East Ham Nature Reserve is a tranquil oasis nestling alongside the busy A13, offering the opportunity to enjoy nature at first hand. It is set in a nine-acre churchyard, which is one of the largest in Britain.
Since 1977 the churchyard has been managed as a nature reserve. It boasts a rich variety of wildlife. From butterflies to slow worms, lime trees to wildflower meadows, lizards to bees and many more all waiting to be discovered! The ancient Norman parish church of St Mary Magdalene, which is more than 800 years old, can be viewed by appointment.

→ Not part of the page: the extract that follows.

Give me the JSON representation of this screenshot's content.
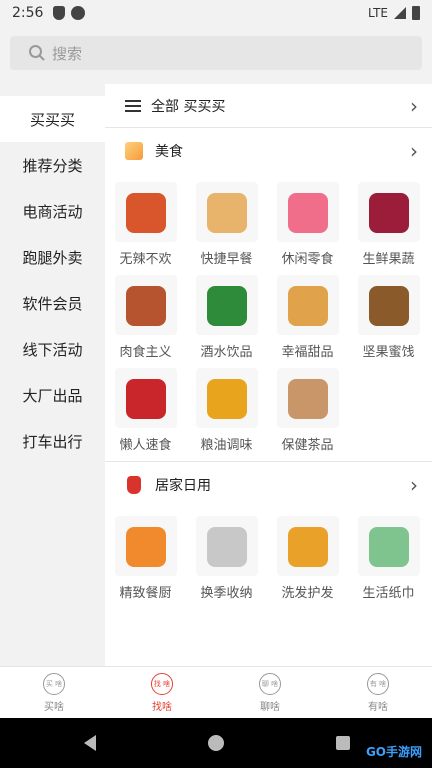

Within the site there are many different habitats. The woodland, planted in the 1980s is starting to mature. In spring it is a bluebell wood, then the paths almost disappear under a froth of waist-high Queen Anne’s Lace (Anthriscus sylvestris). We have a constant battle to stop ivy taking over, covering the paths and strangling the trees.
The semi-improved neutral grassland is a rare and important habitat in this area. It is home to yellow meadow ants. Their anthills provide sunbathing places for a large number of common lizards and there is an exceptional population of slow worms in the grass. Unfortunately, aspen poplar and brambles are encroaching on the grasslands. We are controlling the brambles by digging them out and are looking into ways of reducing the number of poplars.
An important feature of the site is the hedge which runs behind the church and divides the wilder part of the reserve from the older churchyard. Planted in the 1980s, it replaced the old elm hedge, which died of Dutch elm disease. The new hedge is mainly hazel and hawthorn. Although there was an early attempt at laying, it became very sparse at the base, with big gaps between the plants. We have been laying the hedge, working on a section each winter. This means cutting partly through the trunks of the bushes, at ground level and laying them along the line of the hedge. The branches are woven together and held in place with hazel stakes and long hazel ‘weavers’ at a height of 4ft (1.2m). This forms a thick barrier right down to the ground, which is an excellent habitat for voles, shrews and other animals, providing them with a safe passage across the area.